Esta postura del KAPD no se limitó a los comunistas de Alemania, sino que fue reconocida por otras corrientes de izquierda. Sin embargo, es cierto que el proceso de transformación de los sindicatos no fue uniforme, ni tan evidente para todo el movimiento revolucionario de los años 1920, y la posición de que la lucha de los obreros estaba en adelante fuera de los sindicatos, no se generalizó de la misma manera que la postura abstencionista. Aunado a esto, la IC llevó a cabo, como en el caso del parlamentarismo, una política oportunista que, con el pretexto de “agrupar a las masas” creó una gran confusión política al exigir, primero, que los comunistas participaran en los mismos sindicatos que habían traicionado al proletariado, y enseguida, con la formación de la Internacional Sindical Roja, en la que se admitía todo tipo de organismos que se declararan simpatizantes de la revolución rusa; tanto el sindicalismo revolucionario, que tendía a rechazar la organización de la vanguardia de la clase obrera en partido; como las viejas centrales sindicales que, ante la simpatía de los trabajadores hacia la revolución rusa, y a manera de mantener el control sobre éstos, llevaron a cabo una maniobra de “acercamiento” hacia la ISR.

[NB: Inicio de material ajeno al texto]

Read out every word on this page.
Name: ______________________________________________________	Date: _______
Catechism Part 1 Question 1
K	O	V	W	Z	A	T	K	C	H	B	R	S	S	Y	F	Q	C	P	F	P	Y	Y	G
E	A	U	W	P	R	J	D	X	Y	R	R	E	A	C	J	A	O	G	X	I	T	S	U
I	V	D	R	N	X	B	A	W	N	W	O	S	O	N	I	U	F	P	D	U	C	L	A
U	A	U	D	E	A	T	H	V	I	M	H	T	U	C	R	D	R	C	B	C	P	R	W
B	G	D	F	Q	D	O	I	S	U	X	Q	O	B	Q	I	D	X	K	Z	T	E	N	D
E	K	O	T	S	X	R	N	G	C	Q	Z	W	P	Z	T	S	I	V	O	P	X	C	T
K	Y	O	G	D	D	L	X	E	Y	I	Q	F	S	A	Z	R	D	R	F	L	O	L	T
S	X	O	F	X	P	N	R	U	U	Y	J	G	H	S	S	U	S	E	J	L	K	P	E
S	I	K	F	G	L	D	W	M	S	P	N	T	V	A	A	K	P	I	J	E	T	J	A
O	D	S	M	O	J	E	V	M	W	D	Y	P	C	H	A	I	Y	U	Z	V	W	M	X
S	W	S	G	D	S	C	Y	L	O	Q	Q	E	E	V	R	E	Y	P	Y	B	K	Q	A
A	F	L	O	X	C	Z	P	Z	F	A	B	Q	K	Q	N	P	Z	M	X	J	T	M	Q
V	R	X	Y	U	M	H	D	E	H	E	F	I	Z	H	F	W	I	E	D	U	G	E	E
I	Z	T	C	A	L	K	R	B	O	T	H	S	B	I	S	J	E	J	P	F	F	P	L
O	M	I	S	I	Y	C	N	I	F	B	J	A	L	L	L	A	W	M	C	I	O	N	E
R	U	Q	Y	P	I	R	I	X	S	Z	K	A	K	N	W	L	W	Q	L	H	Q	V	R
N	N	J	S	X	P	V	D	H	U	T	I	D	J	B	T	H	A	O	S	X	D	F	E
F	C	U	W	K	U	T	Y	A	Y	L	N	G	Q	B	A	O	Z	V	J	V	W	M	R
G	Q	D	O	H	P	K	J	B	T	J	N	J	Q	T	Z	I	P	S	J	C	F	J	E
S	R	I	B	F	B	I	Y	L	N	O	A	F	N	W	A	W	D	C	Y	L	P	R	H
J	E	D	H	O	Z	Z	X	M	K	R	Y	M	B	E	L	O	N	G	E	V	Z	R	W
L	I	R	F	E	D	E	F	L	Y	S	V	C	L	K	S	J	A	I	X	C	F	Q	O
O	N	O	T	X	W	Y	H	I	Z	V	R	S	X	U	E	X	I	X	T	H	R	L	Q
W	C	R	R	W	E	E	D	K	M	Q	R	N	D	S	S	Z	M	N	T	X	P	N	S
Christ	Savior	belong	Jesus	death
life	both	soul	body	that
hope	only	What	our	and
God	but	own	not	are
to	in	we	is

La diferencia política con los comunistas que ponen su fe en las cantidades más que en la conciencia, se evidencia en otras cuestiones además de la del parlamento. La decisión de la Tercera Internacional de que el Partido Comunista Británico debería afiliarse al Partido Laborista, la decisión de que la Internacional Sindical Roja sea un cuerpo híbrido compuesta de sindicatos de cualquier tipo y composición política o no-política, que quieran unírsele, ya sean los Shop Stewards, las organizaciones del Workshop Commitee, o las organizaciones industriales militantes como la IWW; la decisión de excluir al Partido Comunista Obrero Alemán por haber formado nuevos sindicatos revolucionarios: estas cuestiones muestran el mismo temor vacilante de sacar a algunos, la misma política de mantener pasivas, adormecidas a las masas, que ha dictado la utilización de la acción parlamentaria.
Los dirigentes rusos, que han comprometido ampliamente a la Tercera Internacional en sus decisiones oportunistas, se rehúsan a reconocer el significado de las persistentes tendencias del movimiento de la clase obrera que se manifiestan indiscutiblemente en los países occidentales altamente industrializados.
(Nuestro punto de vista - Sylvia Pankhurst. En: "Workers' Dreadnought (For international communism)" – Vol. VIII. - No. 28 – 1921.)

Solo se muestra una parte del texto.